Generazioni di israeliani, credenti e non, si sono succedute per tre quarti di secolo su questa terra donata loro non dal Signore, ma dall’ONU, e che hanno ampliato con il ferro e il terrore fino al cessate il fuoco del 1949, a Rodi, ai confini cosiddetti “1967”. Là vivevano, si amavano, costruivano nuove case, piantavano ulivi, nuove viti. Mettere in discussione questo fatto compiuto e ratificato sarebbe criminale quanto espellere i turchi da Izmir per restituire ai greci le antiche terre ioniche.
Tuttavia, la terra di Israele è stata sottratta alla terra di Palestina, abitata da palestinesi, e questo è proprio il problema. L’OLP di Yasser Arafat riconobbe questa “terra” agli israeliani, proprio come l’ANC di Nelson Mandela riconobbe la legittimità della loro presenza in Sud Africa ai coloni inglesi e afrikaner. Ma fare della Palestina la “terra degli ebrei” (quando tanti altri sopravvissuti alla Shoah scelsero, dopo aver lasciato i campi, di restare o di ritornare, come la mia famiglia paterna, nei “loro” paesi: Polonia o Francia), significa ripetere imprudentemente il discorso dei coloni messianisti della Cisgiordania e del loro ministro Ben-Gvir.
Sì, esiste un legame indissolubile tra l’esistenza di Israele e la distruzione degli ebrei d’Europa, risultato di tanti pogrom e persecuzioni “cristiane”. Per non dimenticarlo, mentre guardo con ansia alla sorte dei miei corrispondenti da Gaza e del mio collega dell’Università del Negev, rileggo le testimonianze della Shoah: Il tempo dei prodigi di Aharon Appelfeld, e il Diario di Rywka Lipszyc , questa adolescente che visse per più di tre anni nel ghetto di Lodz, poi, gettata da Auschwitz a Bergen-Belsen, scomparsa al momento della Liberazione.
Nota che nella letteratura ebraica “il contenuto più importante è la Torah, e lo stile è la Palestina”, ma che tra i suoi amici sionisti “la Palestina è al primo posto, e in alcuni la Torah viene al secondo posto e in altri per niente.” Ha quattordici anni, vive nel ghetto di Lodz, e conosce già la differenza tra ebrei e (futuri) israeliani…
Oggi sembra emergere un consenso che tre mesi fa non era evidente: l’unica soluzione umana è… la soluzione ONU del 1947, la soluzione dei due Stati.
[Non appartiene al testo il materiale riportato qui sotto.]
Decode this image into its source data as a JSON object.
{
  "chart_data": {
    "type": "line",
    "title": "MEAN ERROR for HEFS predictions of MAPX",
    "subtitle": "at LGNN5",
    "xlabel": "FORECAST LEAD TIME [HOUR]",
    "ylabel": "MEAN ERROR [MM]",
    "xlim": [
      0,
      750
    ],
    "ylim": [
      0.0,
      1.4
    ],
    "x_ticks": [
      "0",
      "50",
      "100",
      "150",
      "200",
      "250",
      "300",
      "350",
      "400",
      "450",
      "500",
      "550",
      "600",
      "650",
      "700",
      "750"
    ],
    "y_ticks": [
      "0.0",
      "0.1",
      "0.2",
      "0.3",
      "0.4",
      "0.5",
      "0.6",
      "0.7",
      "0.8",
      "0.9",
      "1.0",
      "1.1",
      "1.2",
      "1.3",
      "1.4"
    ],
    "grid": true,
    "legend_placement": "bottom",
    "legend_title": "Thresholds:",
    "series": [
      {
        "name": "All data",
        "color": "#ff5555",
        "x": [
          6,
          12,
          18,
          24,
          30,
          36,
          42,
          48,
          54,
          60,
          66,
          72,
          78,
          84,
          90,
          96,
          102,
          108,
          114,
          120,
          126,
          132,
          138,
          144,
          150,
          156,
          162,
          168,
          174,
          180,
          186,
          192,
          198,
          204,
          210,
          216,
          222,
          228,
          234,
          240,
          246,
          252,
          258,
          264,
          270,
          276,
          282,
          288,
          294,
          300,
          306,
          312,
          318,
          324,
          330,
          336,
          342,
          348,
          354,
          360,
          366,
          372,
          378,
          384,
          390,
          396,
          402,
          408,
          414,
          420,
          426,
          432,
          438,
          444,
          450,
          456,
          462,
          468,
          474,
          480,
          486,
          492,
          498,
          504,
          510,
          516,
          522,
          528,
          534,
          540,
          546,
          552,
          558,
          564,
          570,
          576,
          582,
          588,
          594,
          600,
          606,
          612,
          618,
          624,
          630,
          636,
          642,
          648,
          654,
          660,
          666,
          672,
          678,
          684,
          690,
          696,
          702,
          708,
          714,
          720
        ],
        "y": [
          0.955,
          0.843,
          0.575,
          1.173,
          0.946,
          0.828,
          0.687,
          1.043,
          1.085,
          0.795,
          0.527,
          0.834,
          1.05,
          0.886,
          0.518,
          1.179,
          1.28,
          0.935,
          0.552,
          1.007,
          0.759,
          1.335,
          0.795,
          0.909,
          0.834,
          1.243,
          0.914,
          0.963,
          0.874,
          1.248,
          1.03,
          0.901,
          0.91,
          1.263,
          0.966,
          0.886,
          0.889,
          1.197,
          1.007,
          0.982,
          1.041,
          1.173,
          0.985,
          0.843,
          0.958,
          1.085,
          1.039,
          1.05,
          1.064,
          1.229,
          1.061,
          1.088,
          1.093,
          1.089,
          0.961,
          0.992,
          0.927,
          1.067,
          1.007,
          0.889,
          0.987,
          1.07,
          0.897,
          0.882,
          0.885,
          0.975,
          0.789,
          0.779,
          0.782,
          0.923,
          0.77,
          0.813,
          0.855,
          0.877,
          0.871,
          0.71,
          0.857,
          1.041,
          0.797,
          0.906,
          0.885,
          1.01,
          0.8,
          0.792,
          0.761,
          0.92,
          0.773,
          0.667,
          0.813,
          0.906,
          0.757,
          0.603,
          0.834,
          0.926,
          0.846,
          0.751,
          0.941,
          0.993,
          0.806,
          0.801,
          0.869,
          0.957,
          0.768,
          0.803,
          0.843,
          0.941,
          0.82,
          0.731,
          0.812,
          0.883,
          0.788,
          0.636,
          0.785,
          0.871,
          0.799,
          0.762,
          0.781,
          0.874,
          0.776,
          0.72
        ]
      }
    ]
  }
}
La soluzione per uno Stato “laico e multinazionale”, sognata mezzo secolo fa dall’estrema sinistra israeliana e dal FDPLP di Nayef Hawatmeh, sarebbe, nell’attuale stato degli equilibri di potere, la realizzazione del progetto esplicito di Netanyahu e dei suoi alleati suprematisti: uno Stato ebraico “dal mare al fiume” e perché no oltre il Giordano, con Gaulanitide (l’antica tetrarchia di Filippo) e Perea.
La soluzione a due Stati non sarà una soluzione miracolosa. Vivrà, in ciascuno di essi, giorni difficili, con irredentisti e minoranze nazionali da entrambe le parti, come la soluzione dei due Stati negoziata per l’Irlanda nel 1921. Ciò supporrà la paziente costruzione di una storia comune, dove i crimini di alcuni non “relativizzano” più i crimini degli altri. Iniziamo oggi.